For the past week or so I found myself stumbling through the days in a perpetual mind fog. It feels like the world is going to hell in a handbasket. The Las Vegas shooting was beyond tragic and is one of those events that reminds us that there are terrible people in the world. Gun control, Puerto Rico, kneeling during the anthem, and presidential Twitter fights just remind me of how divided our country is. There’s the looming threat of North Korea and what seems like a very scary possibility of nuclear war. Mixed in that fog is also the day to day crap that can definitely put a damper on life like: bowel and bladder programs, a wheelchair break down, a bad hair day, and the Mariners finishing up their season by poking themselves in the eye with a burnt stick – damn, they played many great games and had a real chance to go to the playoffs this year.

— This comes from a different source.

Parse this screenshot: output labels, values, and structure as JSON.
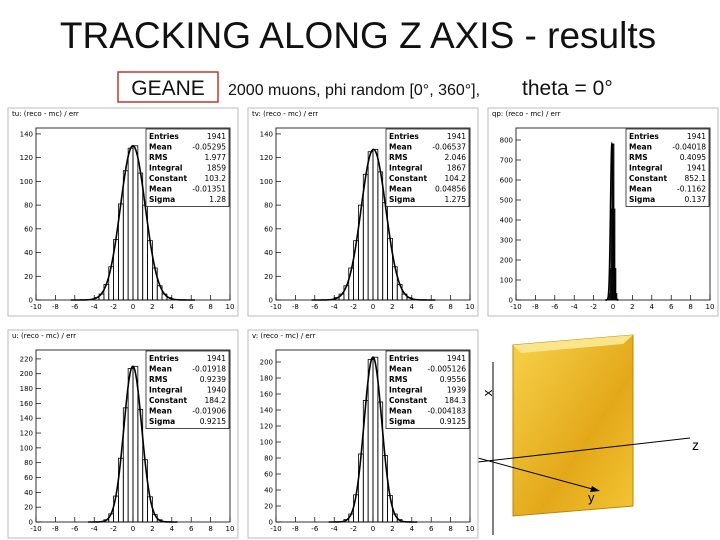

The point of this being that basically here, in the US, we have an “always on” lifestyle. The news is always on, employers expect you to work long hours, you’re expected to be always available, respond to email or text ASAP, most Americans receive very little sick leave or vacation time, currently politics is sitting in the corner of everyone’s peripheral vision. This lifestyle can be exhausting, and it’s not hard to see how these super goggles get sucked on to our face that only allow us to see life 12 1/2 feet at a time.
I was driving home the other day and was throwing myself the most brilliant pity party. I mean there were black balloons, pin the ponytail on the sad girl with bad hair, a one-up complaining competition where the winner is awarded a single lonely goldfish. And booze… Lots of booze. Or this is what it would have looked like if I was truly hosting! While sitting in traffic and mentally attending this little party, I did find my mind wandering back to my time in Barcelona. I started drawing parallels between some of the protest here and the current revolution and uprising for independence in Catalonia that I’ve been reading about.
Barcelona has been one of my favorite places I’ve traveled, the beautiful landscape, the food, the whole vibe of the city, and of course the people. One of the first things that I noticed in Barcelona was that I didn’t see many Spanish flags. Barcelona is a port city which often means flags are present, and many monuments around the world fly their colors next to buildings or attractions they are really proud of. So, it was noticeable when I didn’t see a lot of Spanish flags. I did however, see a red and yellow striped flag with a blue triangle and white star plastered all over the city. I later came to learn it is the regional Catalonia flag.
Days before I arrived Barcelona hosted a large Catalonian protest for freedom. Although most of the major protesters were gone there was still a sizable crowd gathered outside government buildings demanding freedom. Being rather curious, or occasionally nosy, I really wanted to understand what was going on here. These people were SO passionate. I approached a young man who must’ve been in his early 20s and I asked him why he was doing this. He said, “we are different people from Spain, we are not Spanish we are are Catalonian, we sit inside the country of Spain but the country does not treat us well. Our culture, our language, our traditions are Catalonian, not Spanish. It’s not that we want to separate, but we want fairness and freedom and we want things to get better. Madrid has turned it back on us for years and has taken our taxes, and taken our money, but refused to give anything back to us. Catalonia is the most highly taxed region in Europe and our schools, hospitals, roads, another infrastructures are suffering in comparison to many other regions. Catalonia is not Spain.”
He was so proud of his heritage, proud of what he considered his country, and thought it was worth fighting for. It reminded me a lot of what we believe in here. In a future.
So I pull into the driveway and I realize that one of the main reasons for the fog, or the pity parties, or the despair for own situation comes from our own myopic view. I like that phrase, or that adjective because it means shortsighted in every sense. Whether you need glasses or a new attitude-there is a lack of perspective.
This isn’t why I travel, but it is important; these are the moments that keep me calibrated. Whatever tre-diculous (tremendously ridiculous… of course) negativity or opinions I’ve built up about my own country, and my own life, I am always reminded that I’m not alone. All over the world people struggle with their government, with the weather, with bad hair days! One of the many gifts that travel gives us is that it allows us to look at our own life and say… wow, the world is big, but we are all connected. I am not the only one on the planet with problems, I’m not the only one concerned for the future, and I’m not the only one with strong opinions. There are literally billions of people who live a different life than me, and that’s ok. We all have challenges and we all hope for a brighter future.
When I reflect on my experience with travel and meeting new people I’m reminded that whatever problem I have in my life, somebody has already faced it and overcome it. I’m grateful that I have the opportunity to think back and connect with these stories because it prods me to reconsider my angry rampage in Baskin-Robbins because they ran out of my favorite flavor. It really is not the worst thing in the world. Although, it’s still debatable.